A. Again, that's a TBD.  It might make sense to have some TV coverage of worlds on the NBC network and some on Universal Sports.


Q. Will the [foreign] Grand Prix events on TV be mostly live or delayed.?

A. Where we can pick up a live signal from abroad of high-enough quality, we will go with it live.  If we're not as comfortable with it live, we will at worst do it on a same-day delay. Our preference is to make this available live, certainly online, and then maybe have higher production qualities on a slightly delayed basis for TV.


To those who have problems in getting Universal Sports: the network is becoming available on more and more cable systems nationwide. Those viewers without cable, for economic or other reasons, rightfully feel shortchanged because some of these broadcasts used to be on over-the-air TV, but the market doesn't support that anymore.

I have asked Universal producers why they can't show the stuff in hi-def, and the answers have to do with cost, bandwidth, and availability of high-def broadcasts.

Memo to Universal: figure it out.  A live Internet stream followed by a delayed broadcast in hi-def would be a pretty nice combination -- and likely as good as figure skating fans can hope for unless another Michelle Kwan or Tonya Harding comes along to regenerate interest in the sport beyond its hard-core faithful. I would also like commentary on the webcasts, currently accompanied only by the skater's music.

Of course, this all could change with the Comcast purchase of NBC Universal. If Comcast wants to make its Versus network a rival to ESPN, the man-cave network, maybe Comcast will shift some live skating to Versus when the deal goes through.

Speaking of skating and NBC:  Rachael Flatt, the leading U.S. woman singles skater this season, is among the athletes who took part in a 16-part NBC Universal series called "The Science of the Olympic Winter Games."
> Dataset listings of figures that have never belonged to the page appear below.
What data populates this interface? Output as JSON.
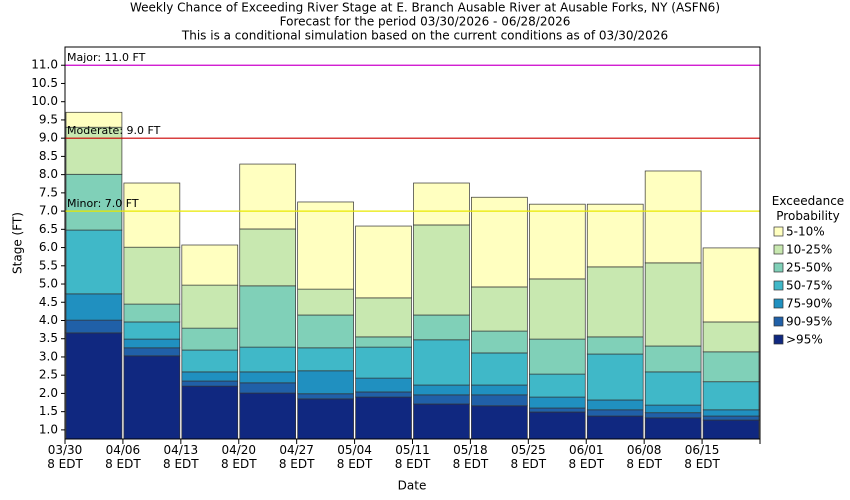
{
  "chart_data": {
    "type": "floating-bar",
    "title": "Weekly Chance of Exceeding River Stage at E. Branch Ausable River at Ausable Forks, NY (ASFN6)",
    "subtitle": "Forecast for the period 03/30/2026 - 06/28/2026",
    "note": "This is a conditional simulation based on the current conditions as of 03/30/2026",
    "x_label": "Date",
    "y_label": "Stage (FT)",
    "legend_title": "Exceedance\nProbability",
    "categories": [
      "03/30\n8 EDT",
      "04/06\n8 EDT",
      "04/13\n8 EDT",
      "04/20\n8 EDT",
      "04/27\n8 EDT",
      "05/04\n8 EDT",
      "05/11\n8 EDT",
      "05/18\n8 EDT",
      "05/25\n8 EDT",
      "06/01\n8 EDT",
      "06/08\n8 EDT",
      "06/15\n8 EDT"
    ],
    "series": [
      {
        "name": ">95%",
        "color": "#102880",
        "values": [
          3.66,
          3.03,
          2.2,
          2.01,
          1.85,
          1.9,
          1.71,
          1.66,
          1.49,
          1.38,
          1.33,
          1.27
        ]
      },
      {
        "name": "90-95%",
        "color": "#2060a8",
        "values": [
          4.01,
          3.25,
          2.34,
          2.29,
          1.99,
          2.04,
          1.96,
          1.96,
          1.6,
          1.55,
          1.47,
          1.38
        ]
      },
      {
        "name": "75-90%",
        "color": "#2090c0",
        "values": [
          4.73,
          3.49,
          2.59,
          2.59,
          2.62,
          2.42,
          2.23,
          2.23,
          1.9,
          1.82,
          1.68,
          1.55
        ]
      },
      {
        "name": "50-75%",
        "color": "#40b8c8",
        "values": [
          6.48,
          3.96,
          3.19,
          3.27,
          3.25,
          3.27,
          3.47,
          3.11,
          2.53,
          3.08,
          2.59,
          2.32
        ]
      },
      {
        "name": "25-50%",
        "color": "#80d0b8",
        "values": [
          8.01,
          4.45,
          3.79,
          4.95,
          4.15,
          3.55,
          4.15,
          3.71,
          3.49,
          3.55,
          3.3,
          3.14
        ]
      },
      {
        "name": "10-25%",
        "color": "#c8e8b0",
        "values": [
          9.3,
          6.01,
          4.97,
          6.51,
          4.86,
          4.62,
          6.62,
          4.92,
          5.14,
          5.47,
          5.58,
          3.96
        ]
      },
      {
        "name": "5-10%",
        "color": "#ffffc0",
        "values": [
          9.71,
          7.77,
          6.07,
          8.29,
          7.25,
          6.59,
          7.77,
          7.38,
          7.19,
          7.19,
          8.1,
          5.99
        ]
      }
    ],
    "reference_lines": [
      {
        "label": "Major: 11.0 FT",
        "value": 11,
        "color": "#cc00cc"
      },
      {
        "label": "Moderate: 9.0 FT",
        "value": 9,
        "color": "#cc0000"
      },
      {
        "label": "Minor: 7.0 FT",
        "value": 7,
        "color": "#e8e800"
      }
    ],
    "ylim": [
      0.75,
      11.5
    ],
    "yticks": [
      {
        "value": 1,
        "label": "1.0"
      },
      1.5,
      {
        "value": 2,
        "label": "2.0"
      },
      2.5,
      {
        "value": 3,
        "label": "3.0"
      },
      3.5,
      {
        "value": 4,
        "label": "4.0"
      },
      4.5,
      {
        "value": 5,
        "label": "5.0"
      },
      5.5,
      {
        "value": 6,
        "label": "6.0"
      },
      6.5,
      {
        "value": 7,
        "label": "7.0"
      },
      7.5,
      {
        "value": 8,
        "label": "8.0"
      },
      8.5,
      {
        "value": 9,
        "label": "9.0"
      },
      9.5,
      {
        "value": 10,
        "label": "10.0"
      },
      10.5,
      {
        "value": 11,
        "label": "11.0"
      }
    ],
    "grid": false
  }
}
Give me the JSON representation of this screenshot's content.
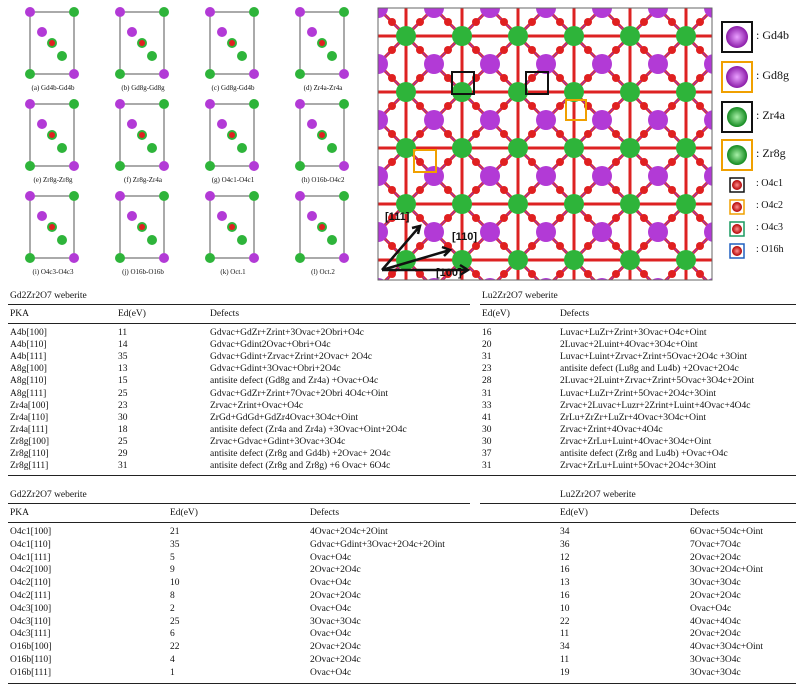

A collaborative effort among NBC Learn, the educational arm of NBC News; NBC Olympics; and the National Science Foundation produced a series that will answer such questions as, "How does angular momentum help Flatt achieve the perfect triple toe loop?" and "How does elastic collision help three-time Olympic hockey player Julie Chu convert a game-winning slapshot?"

The series will be available Wednesday on nbcolympics.com/science and will also be offered to schools as an educational tool. The Wednesday "Today Show" will air one of the pieces.